A NOVA CARA DO APR
Com produção azeitada e atrações bem selecionadas festival cresce e reafirma sua nova identidade e formato

Quer lançar uma música? Coloque ela em um porta-arquivos e jogue o link no Twitter. Quer lançar um bom álbum? Então construa logo um myspace e faça sua página circular em todas as redes sociais que puder. Sem parar! Essas são as principais premissas dos principiantes. E dos veteranos também. E se dentro da ceara das novidades o que conta é o cacife dentro da rede, o que pensar dos festivais de música? Logo vem na cabeça artistas novos mostrando seus dotes frente à uma plateia disposta a tudo: vaiar ou ovacionar. Tudo uma velharia. E nesse ínterim entre o que é novo, velho e o que será o futuro, o Abril Pro Rock se tornou uma nova vitrine. Reformulou se conceito e…agradou!

A última noite mais parecia uma maratona. Iniciada às 18h, seria difícil pensar em acompanhar tudo no gargarejo do palco.  O que segurou a plateia foi a rapidez da produção, a troca de palco foi realizada de forma rápida e super organizada. E o frio dentro do pavilhão dava o tom de quem queria se jogar e manter o make up super em cima. Fora isso palmas à cobertura vida mídias sociais (leia-se twitter). Esse foi um dos principais ganhos do APR que ganhou forte penetração e permitiu uma repaginada em seu próprio rótulo.

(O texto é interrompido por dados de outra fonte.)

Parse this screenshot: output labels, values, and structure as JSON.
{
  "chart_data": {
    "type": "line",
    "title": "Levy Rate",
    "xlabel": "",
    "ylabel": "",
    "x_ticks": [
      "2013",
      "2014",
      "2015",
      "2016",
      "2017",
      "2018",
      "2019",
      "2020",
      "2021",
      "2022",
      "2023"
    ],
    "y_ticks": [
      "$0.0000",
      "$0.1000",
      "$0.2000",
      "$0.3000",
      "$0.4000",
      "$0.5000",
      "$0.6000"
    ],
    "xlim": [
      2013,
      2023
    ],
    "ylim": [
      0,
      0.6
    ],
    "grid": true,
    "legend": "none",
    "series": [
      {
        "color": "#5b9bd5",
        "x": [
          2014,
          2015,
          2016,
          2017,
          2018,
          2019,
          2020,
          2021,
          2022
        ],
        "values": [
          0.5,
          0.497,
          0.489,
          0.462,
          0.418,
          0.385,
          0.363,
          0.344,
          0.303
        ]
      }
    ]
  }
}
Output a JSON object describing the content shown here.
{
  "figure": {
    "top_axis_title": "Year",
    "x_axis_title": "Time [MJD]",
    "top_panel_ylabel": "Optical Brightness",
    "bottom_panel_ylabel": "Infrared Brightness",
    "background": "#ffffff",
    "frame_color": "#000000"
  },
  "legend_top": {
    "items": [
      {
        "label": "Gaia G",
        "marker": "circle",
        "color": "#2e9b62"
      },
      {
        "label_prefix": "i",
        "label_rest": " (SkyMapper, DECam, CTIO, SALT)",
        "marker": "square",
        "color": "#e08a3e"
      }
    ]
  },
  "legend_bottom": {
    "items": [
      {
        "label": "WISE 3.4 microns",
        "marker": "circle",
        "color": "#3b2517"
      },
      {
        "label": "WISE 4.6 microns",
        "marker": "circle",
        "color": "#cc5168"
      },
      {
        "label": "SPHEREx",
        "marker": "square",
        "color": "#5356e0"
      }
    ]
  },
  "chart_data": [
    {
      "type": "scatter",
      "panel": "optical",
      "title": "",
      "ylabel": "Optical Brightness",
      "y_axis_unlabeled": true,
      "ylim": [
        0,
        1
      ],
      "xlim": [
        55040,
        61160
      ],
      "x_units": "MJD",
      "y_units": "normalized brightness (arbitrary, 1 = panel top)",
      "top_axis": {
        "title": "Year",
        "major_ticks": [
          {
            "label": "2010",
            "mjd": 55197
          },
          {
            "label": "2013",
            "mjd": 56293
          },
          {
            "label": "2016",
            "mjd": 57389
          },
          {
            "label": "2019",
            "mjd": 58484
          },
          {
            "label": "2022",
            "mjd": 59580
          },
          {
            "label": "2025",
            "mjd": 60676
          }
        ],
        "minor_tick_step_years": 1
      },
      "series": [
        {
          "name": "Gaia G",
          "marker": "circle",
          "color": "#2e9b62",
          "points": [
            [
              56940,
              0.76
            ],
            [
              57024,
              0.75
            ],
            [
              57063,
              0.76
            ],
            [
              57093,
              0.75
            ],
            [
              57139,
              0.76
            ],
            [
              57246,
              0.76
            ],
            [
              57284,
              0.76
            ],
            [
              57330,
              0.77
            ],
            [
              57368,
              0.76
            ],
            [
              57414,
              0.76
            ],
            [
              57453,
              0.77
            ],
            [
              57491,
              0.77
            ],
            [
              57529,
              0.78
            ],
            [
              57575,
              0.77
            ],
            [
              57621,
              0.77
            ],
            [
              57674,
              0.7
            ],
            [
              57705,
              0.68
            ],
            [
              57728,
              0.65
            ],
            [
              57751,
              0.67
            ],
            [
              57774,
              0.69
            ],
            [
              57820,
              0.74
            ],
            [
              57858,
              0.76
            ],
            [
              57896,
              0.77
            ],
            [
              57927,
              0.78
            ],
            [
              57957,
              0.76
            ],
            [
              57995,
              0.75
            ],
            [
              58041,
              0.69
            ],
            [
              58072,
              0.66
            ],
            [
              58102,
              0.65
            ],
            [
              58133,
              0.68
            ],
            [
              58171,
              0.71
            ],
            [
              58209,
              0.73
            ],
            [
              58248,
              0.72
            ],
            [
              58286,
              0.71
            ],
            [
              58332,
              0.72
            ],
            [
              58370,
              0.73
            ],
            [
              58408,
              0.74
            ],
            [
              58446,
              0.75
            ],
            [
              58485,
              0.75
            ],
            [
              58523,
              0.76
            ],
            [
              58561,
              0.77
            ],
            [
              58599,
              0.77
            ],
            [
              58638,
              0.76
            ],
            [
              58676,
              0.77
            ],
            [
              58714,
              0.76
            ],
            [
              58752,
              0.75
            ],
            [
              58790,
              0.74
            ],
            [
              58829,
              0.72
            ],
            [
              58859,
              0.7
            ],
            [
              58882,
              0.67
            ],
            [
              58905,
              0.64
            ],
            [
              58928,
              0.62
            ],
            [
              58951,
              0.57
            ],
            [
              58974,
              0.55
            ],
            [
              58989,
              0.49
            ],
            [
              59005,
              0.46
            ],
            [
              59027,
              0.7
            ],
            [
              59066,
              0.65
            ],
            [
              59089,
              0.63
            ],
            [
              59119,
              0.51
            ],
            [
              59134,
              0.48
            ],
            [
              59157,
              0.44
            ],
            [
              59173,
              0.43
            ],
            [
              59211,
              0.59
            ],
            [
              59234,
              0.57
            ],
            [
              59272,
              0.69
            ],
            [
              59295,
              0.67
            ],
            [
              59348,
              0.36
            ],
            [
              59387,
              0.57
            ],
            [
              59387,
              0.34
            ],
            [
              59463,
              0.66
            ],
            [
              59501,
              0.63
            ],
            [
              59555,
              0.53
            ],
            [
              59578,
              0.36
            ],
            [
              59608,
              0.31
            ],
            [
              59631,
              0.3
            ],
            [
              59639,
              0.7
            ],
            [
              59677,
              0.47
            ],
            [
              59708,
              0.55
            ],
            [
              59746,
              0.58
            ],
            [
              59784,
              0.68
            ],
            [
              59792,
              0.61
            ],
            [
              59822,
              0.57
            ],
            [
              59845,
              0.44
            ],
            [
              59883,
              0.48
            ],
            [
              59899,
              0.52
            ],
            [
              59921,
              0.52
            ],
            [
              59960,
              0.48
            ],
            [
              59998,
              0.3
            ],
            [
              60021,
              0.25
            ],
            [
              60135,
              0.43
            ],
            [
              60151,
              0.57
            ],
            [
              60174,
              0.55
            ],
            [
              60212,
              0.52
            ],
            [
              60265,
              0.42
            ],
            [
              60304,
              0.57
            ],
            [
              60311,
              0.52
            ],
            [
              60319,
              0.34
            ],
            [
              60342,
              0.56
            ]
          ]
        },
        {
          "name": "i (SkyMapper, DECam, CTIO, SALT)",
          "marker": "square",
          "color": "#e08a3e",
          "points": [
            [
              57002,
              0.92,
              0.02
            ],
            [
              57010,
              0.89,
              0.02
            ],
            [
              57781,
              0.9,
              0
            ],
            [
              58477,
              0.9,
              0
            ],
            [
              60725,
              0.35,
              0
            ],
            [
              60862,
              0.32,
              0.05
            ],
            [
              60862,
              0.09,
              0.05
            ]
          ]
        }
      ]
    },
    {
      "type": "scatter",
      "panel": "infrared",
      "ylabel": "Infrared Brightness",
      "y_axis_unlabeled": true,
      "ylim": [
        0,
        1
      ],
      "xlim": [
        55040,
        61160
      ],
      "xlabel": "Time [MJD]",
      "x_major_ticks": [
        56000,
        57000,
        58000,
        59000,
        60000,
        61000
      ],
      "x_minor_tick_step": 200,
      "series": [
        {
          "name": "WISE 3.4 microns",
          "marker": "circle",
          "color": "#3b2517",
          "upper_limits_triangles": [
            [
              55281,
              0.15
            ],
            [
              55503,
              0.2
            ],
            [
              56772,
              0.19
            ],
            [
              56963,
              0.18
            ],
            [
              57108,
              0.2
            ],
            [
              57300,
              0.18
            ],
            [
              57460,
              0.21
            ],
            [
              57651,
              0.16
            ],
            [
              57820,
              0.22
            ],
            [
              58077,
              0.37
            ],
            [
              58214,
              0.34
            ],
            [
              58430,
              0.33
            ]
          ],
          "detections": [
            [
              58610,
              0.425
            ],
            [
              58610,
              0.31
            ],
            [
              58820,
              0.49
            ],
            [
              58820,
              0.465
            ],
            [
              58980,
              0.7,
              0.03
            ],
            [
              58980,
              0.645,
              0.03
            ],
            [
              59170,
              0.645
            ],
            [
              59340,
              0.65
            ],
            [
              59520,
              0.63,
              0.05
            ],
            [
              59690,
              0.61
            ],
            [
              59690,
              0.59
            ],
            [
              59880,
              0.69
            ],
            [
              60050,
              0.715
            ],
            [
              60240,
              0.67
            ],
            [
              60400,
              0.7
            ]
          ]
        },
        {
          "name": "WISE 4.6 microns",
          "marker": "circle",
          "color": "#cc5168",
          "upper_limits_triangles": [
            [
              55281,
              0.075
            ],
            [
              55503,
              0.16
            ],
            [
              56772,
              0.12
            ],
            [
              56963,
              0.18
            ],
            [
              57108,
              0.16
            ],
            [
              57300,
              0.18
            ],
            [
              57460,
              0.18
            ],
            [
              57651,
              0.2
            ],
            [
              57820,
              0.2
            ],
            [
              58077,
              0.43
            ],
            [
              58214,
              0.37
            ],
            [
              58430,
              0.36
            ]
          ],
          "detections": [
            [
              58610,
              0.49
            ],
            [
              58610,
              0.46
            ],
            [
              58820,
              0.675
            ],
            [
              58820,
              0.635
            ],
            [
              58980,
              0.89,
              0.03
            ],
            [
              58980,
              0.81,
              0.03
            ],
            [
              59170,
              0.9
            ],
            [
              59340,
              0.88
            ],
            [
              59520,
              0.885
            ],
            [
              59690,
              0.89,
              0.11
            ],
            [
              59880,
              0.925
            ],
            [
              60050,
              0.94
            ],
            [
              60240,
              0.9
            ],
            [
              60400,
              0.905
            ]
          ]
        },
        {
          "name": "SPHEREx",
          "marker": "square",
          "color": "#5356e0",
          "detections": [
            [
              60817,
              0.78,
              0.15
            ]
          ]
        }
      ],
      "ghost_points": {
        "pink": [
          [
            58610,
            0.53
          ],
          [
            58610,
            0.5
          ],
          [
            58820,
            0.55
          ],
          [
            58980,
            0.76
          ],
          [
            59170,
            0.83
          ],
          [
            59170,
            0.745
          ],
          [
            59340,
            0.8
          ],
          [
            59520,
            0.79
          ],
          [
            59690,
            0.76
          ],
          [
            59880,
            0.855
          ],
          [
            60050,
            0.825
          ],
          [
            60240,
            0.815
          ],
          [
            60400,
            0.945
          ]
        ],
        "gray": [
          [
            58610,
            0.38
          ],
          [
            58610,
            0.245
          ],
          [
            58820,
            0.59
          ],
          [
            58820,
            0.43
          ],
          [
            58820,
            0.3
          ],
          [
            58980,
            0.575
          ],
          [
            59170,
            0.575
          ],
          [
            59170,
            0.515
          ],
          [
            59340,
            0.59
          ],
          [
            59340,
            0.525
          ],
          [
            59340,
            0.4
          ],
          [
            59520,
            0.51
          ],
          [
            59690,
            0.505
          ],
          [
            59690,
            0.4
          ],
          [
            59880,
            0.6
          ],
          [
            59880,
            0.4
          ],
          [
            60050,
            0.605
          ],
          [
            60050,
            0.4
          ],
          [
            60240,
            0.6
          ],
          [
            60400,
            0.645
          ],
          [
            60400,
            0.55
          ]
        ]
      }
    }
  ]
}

Quem angariou mais público na frente do palco foram os veteranos Wado, 3 Na Massa, Afrika Bambaataa e Pato Fu. Eles foram responsáveis pela casa quase cheia, três mil pessoas segundo a organização do evento, e por arrancar gritos da plateia, levar todos a dançarem e pedidos de Bis.

Wado cantou músicas já conhecidas do público recifense como “Se Vacilar o Jacaré Abraça”, um dos hits da tchurminha style das ladeiras. Ele interpretou também músicas de Atlântico Negro, disco lançado em 2009, como “Hercílio Luz”, “Pavão Macaco” e “Frágil”, uma tríade que mostra as habituais baladinhas do artista. O 3 Na Massa levou Marina de La Riva, Nina Becker, Lurdes da Luz e Karine Carvalho para empostar a voz no pavilhão. Marina arrancou suspiros do publico com a belíssima “Loving You”.

O climão de festança tomou conta do espaço quando o Afrikabambaataa entrou. Classudíssimo, o DJ tocou o melhor do funk e seus MCs foram responsáveis por performances para lá de interativas. Rendendo homenagem, também para Chico Science. “Tá Tudo Dominado” foi o ponto alto do show.

A última apresentação ficou por conta do Pato Fu. Do lado de fora a chuva torrencial não impedia que fãs da banda chegassem de última hora rendendo um pavilhão um pouco mais cheio. Longe da interpretação das canções de seu último disco, o Pato Fu cantou toda sua carreira interpretando, inclusive, clássicos da banda que há bons anos não eram entoados como “Rotomusic de liquidificapum”. Muita emotividade ainda com “Nada Original”, “Made In Japan” e “Sobre o Tempo” que encerrou a apresentação.

Entre o grupos que não eram “cabeças de chave” e que preencheram a grade desda longa noite de show os destaques ficam por Vendo 147, The River Raid e Zeca Viana. Este último fez uma apresentação corretíssima e bem estruturada. Vida longa!